A fellow and I did a long-distance "Kay for Kay" trade and this is what I got out of it -- a full-on Kay Kraft plectrum banjo. I see Kay Kraft tenors from time to time, but it's not often that I see a plectrum of any type from this late in the game (1930s). Being a Kay, I expected it to have a bit of funk in the build, but I didn't expect it to have such nice trim! This has a two-piece mahogany neck, thick ply-maple rim, and lots of black/white/black celluloid binding that gives it an upscale presence.

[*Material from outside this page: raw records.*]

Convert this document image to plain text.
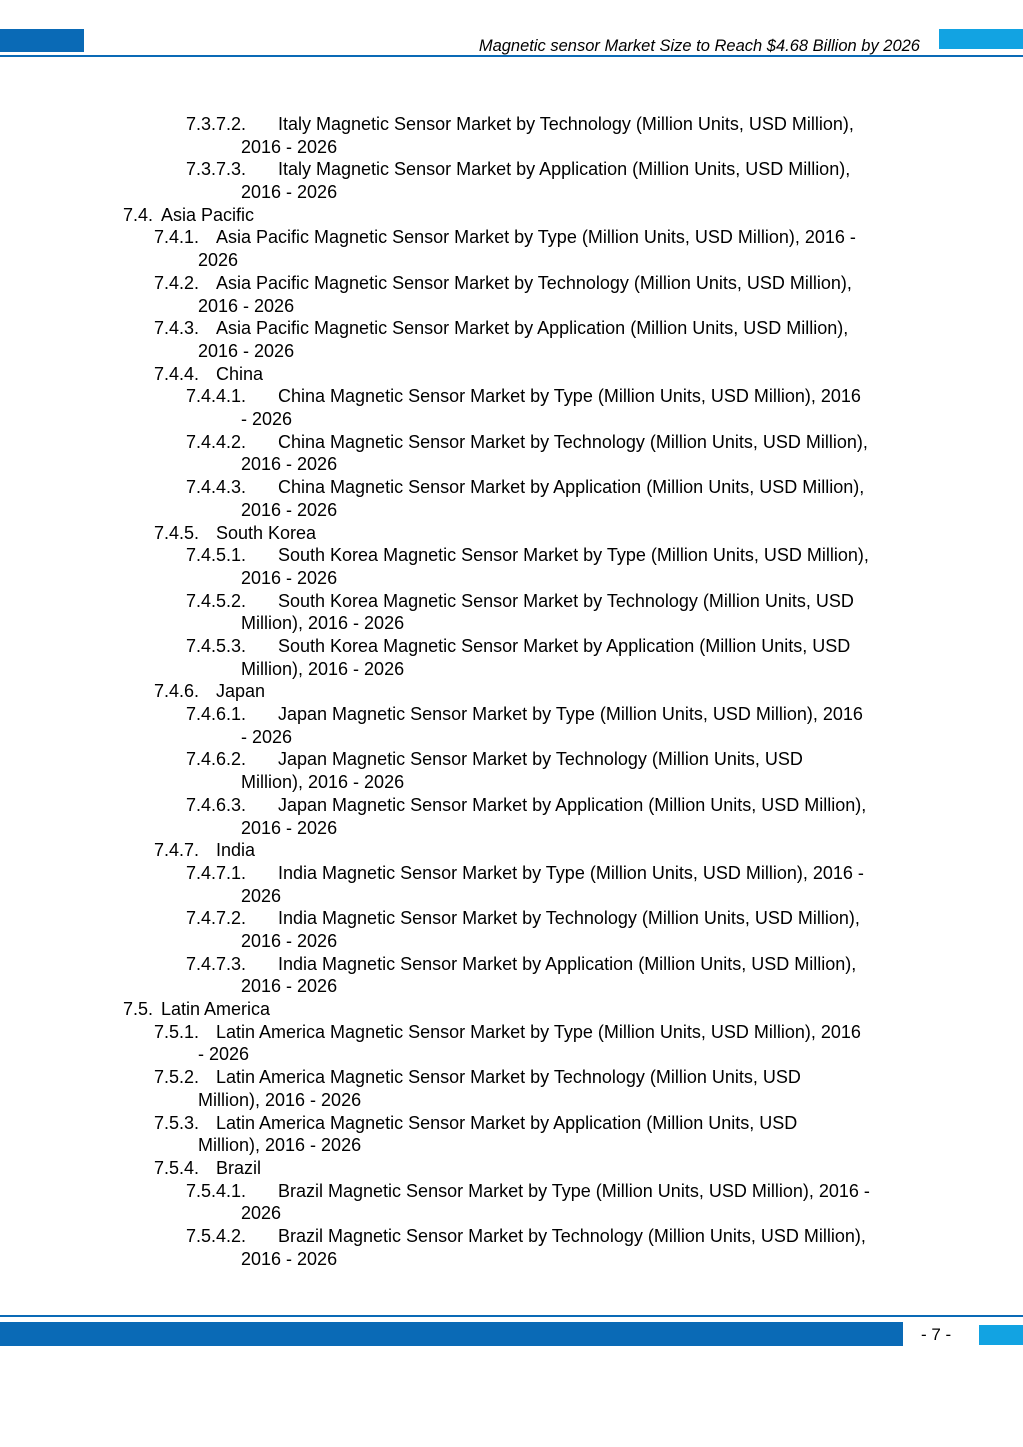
Magnetic sensor Market Size to Reach $4.68 Billion by 2026
7.3.7.2. Italy Magnetic Sensor Market by Technology (Million Units, USD Million),
2016 - 2026
7.3.7.3. Italy Magnetic Sensor Market by Application (Million Units, USD Million),
2016 - 2026
7.4. Asia Pacific
7.4.1. Asia Pacific Magnetic Sensor Market by Type (Million Units, USD Million), 2016 -
2026
7.4.2. Asia Pacific Magnetic Sensor Market by Technology (Million Units, USD Million),
2016 - 2026
7.4.3. Asia Pacific Magnetic Sensor Market by Application (Million Units, USD Million),
2016 - 2026
7.4.4. China
7.4.4.1. China Magnetic Sensor Market by Type (Million Units, USD Million), 2016
- 2026
7.4.4.2. China Magnetic Sensor Market by Technology (Million Units, USD Million),
2016 - 2026
7.4.4.3. China Magnetic Sensor Market by Application (Million Units, USD Million),
2016 - 2026
7.4.5. South Korea
7.4.5.1. South Korea Magnetic Sensor Market by Type (Million Units, USD Million),
2016 - 2026
7.4.5.2. South Korea Magnetic Sensor Market by Technology (Million Units, USD
Million), 2016 - 2026
7.4.5.3. South Korea Magnetic Sensor Market by Application (Million Units, USD
Million), 2016 - 2026
7.4.6. Japan
7.4.6.1. Japan Magnetic Sensor Market by Type (Million Units, USD Million), 2016
- 2026
7.4.6.2. Japan Magnetic Sensor Market by Technology (Million Units, USD
Million), 2016 - 2026
7.4.6.3. Japan Magnetic Sensor Market by Application (Million Units, USD Million),
2016 - 2026
7.4.7. India
7.4.7.1. India Magnetic Sensor Market by Type (Million Units, USD Million), 2016 -
2026
7.4.7.2. India Magnetic Sensor Market by Technology (Million Units, USD Million),
2016 - 2026
7.4.7.3. India Magnetic Sensor Market by Application (Million Units, USD Million),
2016 - 2026
7.5. Latin America
7.5.1. Latin America Magnetic Sensor Market by Type (Million Units, USD Million), 2016
- 2026
7.5.2. Latin America Magnetic Sensor Market by Technology (Million Units, USD
Million), 2016 - 2026
7.5.3. Latin America Magnetic Sensor Market by Application (Million Units, USD
Million), 2016 - 2026
7.5.4. Brazil
7.5.4.1. Brazil Magnetic Sensor Market by Type (Million Units, USD Million), 2016 -
2026
7.5.4.2. Brazil Magnetic Sensor Market by Technology (Million Units, USD Million),
2016 - 2026
- 7 -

Work included a fret level/dress, a new 11" Elite Renaissance-style head, new bridge, and general setup. I have it strung DGBE using 5-string banjo "10s" minus the 5th string. The "Kay funkiness" comes along for the ride in the way the neck has a light backbow in frets 1-4 and then frets 12 and up. This means that it plays "about right" in frets 1-10 and then starts feeling a little stiff from 12 and above. Because of the backbow I can't adjust the action down to perfect 1/16" at the 12th fret because there'd be a ton of buzz in the 1-4 section. It's thus at a respectable 3/32" and for my use (chord-banging) that's "good enough for government work." It's also got a longish 27 1/4" scale length.
Kay Kraft instruments always look great, don't they?
While it looks ebony, the fretboard is actually stained maple.
You can see a bit of overtone-muting foam behind the Elite logo.
The resonator uses flamed maple veneer and one of those cool, gold-look decals borrowed from the guitar lineup.
Original Page patent geared pegs make tuning much easier than the standard-issue friction pegs.
The white/black/white celluloid binding looks pretty handsome on the resonator and fretboard edges. Note also the original side dots!
This rim has a simple hoop tonering on the top of the rim and a simple sleeve "tonering helper" on the side of the rim.
This has Kay's usual variation on the coordinator rod idea.
While the neck has an integrated angle-adjustment gizmo (see next picture), I like to set the angle and then drill and install a "set screw bolt" as well. The reason for that is that Kay's neck adjuster -- no matter how hard you set it with the giant hex bolt on the coordinator rod -- always yields a slightly-wiggly neck. I can't stand that, so I like to lock it in.
Check out the heavy cast flange! It gives the rim some definite heft.